The creative moment in architecture has been conceived of in many ways: in the personal struggles of the author as well as the collective processes that invite discursive dialogue. The question being posed can be taken in both ways, but maybe the most interesting aspect of the architectural process is how the personal process is lodged within larger cultural debates, where the architect as protagonist is not isolated in her or his alleged genius, but serves instead as an interlocutor with history—engaging other architects, building, arguments and debates not only of one’s time, but across eras. In this sense, the challenge of editing, correcting, transforming and advancing others’ projects is a mainstay of the architectural practice, and indeed part of its educational process. Even eschewing questions of plagiarism, theoretical differentiations have been made between the idea of ‘model’ and ‘type’, the former referring to a more mimetic process, while the latter leaving much more latitude to operate within the framework of conventional organizations and configurations.

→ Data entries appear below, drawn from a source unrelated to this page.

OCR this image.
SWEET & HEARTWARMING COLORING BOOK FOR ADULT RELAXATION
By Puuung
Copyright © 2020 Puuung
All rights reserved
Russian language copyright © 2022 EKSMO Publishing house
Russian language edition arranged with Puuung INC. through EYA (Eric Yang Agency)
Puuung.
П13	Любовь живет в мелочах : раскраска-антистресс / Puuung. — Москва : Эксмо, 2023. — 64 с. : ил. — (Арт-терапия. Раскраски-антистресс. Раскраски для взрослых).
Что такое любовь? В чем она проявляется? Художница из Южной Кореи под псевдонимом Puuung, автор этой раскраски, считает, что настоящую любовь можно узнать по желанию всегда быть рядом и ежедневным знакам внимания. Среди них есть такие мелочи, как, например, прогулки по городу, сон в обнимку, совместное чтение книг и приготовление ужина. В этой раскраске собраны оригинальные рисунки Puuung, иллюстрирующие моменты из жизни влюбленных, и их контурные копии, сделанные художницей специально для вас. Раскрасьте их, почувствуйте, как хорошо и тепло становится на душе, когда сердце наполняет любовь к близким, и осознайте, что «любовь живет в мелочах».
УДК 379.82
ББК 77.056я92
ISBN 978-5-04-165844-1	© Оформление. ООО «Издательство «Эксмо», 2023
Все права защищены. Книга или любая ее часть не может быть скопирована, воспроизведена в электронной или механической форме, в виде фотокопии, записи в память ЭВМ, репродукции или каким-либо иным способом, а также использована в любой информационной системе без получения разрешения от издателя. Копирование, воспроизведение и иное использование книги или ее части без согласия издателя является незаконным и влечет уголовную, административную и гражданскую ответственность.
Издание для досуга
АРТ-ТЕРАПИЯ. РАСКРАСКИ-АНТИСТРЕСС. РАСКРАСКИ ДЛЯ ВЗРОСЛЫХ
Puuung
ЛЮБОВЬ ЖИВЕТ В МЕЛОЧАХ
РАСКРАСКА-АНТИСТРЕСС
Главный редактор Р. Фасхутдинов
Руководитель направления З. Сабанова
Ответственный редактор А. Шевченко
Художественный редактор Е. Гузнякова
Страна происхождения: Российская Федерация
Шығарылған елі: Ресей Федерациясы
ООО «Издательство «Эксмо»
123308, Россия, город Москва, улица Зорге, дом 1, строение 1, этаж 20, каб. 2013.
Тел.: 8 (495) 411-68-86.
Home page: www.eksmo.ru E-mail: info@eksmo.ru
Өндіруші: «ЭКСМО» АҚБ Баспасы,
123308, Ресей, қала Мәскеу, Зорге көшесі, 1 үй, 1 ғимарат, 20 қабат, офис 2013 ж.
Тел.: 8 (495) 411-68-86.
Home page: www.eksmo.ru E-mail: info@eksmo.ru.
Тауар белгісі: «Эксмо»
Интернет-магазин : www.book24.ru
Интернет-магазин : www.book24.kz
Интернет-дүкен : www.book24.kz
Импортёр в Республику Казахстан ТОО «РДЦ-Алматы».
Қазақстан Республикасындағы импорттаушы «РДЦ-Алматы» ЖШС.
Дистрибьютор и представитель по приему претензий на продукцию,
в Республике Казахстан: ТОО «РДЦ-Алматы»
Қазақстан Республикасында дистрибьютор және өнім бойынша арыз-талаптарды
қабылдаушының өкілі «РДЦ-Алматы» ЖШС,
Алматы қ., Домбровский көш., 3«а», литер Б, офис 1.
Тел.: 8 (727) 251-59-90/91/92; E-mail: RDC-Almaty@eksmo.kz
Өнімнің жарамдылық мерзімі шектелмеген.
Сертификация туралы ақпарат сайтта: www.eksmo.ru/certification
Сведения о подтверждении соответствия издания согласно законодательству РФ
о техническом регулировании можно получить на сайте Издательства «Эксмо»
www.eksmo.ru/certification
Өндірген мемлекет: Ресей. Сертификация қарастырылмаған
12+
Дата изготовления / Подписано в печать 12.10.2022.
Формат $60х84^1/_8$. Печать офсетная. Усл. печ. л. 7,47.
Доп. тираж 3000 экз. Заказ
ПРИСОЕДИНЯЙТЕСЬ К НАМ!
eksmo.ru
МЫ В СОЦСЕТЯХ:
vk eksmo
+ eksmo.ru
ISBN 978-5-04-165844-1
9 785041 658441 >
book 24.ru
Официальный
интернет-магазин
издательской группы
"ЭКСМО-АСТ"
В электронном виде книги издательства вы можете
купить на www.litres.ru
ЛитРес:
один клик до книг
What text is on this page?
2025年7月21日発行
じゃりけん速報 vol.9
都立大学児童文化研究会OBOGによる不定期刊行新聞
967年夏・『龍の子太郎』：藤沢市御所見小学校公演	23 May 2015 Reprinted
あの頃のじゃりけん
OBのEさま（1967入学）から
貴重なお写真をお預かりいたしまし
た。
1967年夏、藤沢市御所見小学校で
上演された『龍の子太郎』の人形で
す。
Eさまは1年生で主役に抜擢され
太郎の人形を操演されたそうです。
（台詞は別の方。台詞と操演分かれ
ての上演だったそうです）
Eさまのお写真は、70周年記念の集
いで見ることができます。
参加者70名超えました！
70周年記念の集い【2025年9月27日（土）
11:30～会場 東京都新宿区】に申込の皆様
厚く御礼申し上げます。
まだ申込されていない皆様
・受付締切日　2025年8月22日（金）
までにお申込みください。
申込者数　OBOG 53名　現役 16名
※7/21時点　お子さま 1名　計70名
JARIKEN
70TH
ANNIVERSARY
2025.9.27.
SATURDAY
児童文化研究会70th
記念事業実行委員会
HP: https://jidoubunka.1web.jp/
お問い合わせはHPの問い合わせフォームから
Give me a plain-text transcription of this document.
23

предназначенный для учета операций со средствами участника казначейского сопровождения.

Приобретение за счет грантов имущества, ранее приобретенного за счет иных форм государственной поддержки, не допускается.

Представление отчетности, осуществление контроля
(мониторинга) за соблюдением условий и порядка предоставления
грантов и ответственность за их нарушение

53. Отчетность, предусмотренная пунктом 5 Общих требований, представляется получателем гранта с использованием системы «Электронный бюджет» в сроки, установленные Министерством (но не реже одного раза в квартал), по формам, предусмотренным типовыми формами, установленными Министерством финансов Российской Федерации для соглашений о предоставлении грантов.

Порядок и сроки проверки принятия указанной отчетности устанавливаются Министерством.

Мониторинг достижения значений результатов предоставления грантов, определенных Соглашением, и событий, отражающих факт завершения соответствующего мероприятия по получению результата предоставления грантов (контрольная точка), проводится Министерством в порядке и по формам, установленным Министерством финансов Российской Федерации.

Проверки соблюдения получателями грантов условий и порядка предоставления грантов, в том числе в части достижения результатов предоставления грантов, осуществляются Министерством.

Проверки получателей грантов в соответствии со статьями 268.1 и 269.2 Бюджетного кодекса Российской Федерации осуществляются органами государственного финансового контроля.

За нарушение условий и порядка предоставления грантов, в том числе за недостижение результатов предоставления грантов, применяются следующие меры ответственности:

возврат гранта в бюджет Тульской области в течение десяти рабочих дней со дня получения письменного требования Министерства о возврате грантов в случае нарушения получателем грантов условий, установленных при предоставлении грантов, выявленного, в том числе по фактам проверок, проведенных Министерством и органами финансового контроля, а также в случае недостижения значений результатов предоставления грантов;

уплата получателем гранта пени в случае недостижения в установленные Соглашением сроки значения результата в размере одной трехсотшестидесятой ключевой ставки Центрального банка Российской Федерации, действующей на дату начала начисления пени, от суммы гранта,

One instance where I dealt with this process of ‘admiration’ and ‘amelioration’ was for the occasion of the Issam Fares Institute Building at the American University of Beirut. Pitted in competition against Zaha Hadid, an alumna of the University and a significant architect of our time, it offered us the freedom to address the competition not so much with the aim to win–since we had tabulated the political probabilities—but to advance a notion that could only have conceptual and academic value. In a location close to the heart of campus, we discovered that the building site was set in a dense bosk of trees, making its context more in dialogue with nature rather than other buildings of the campus. Our project set out to acknowledge that context in a figurative way, and place itself as a stealth signifier, a cameleonic organization amongst the trees. In studying Toyo Ito’s iconic Tod’s Omotesando project, we came to the realization that the arboreal figuration of its facades were only just that, skin deep. For this reason, we set out to transform what we understood to be an incomplete project, embedding in his organizational system the possibility of structural, spatial, and programmatic contingencies. In doing so, we could essentially project that icon into the third dimension, but more importantly to thicken its conceptual plot and, in turn, advance it’s architectural argument.
Rendering for the Issam Fares Institute Building at the American University of Beirut, Zaha Hadid Architects, photo: Projekt Cyan
— Nader Tehrani is a Professor and Head of the Department of Architecture at MIT SA+P. He is also Principal and Founder of NADAAA, a practice dedicated to the advancement of design innovation, interdisciplinary collaboration, and an intensive dialogue with the construction industry.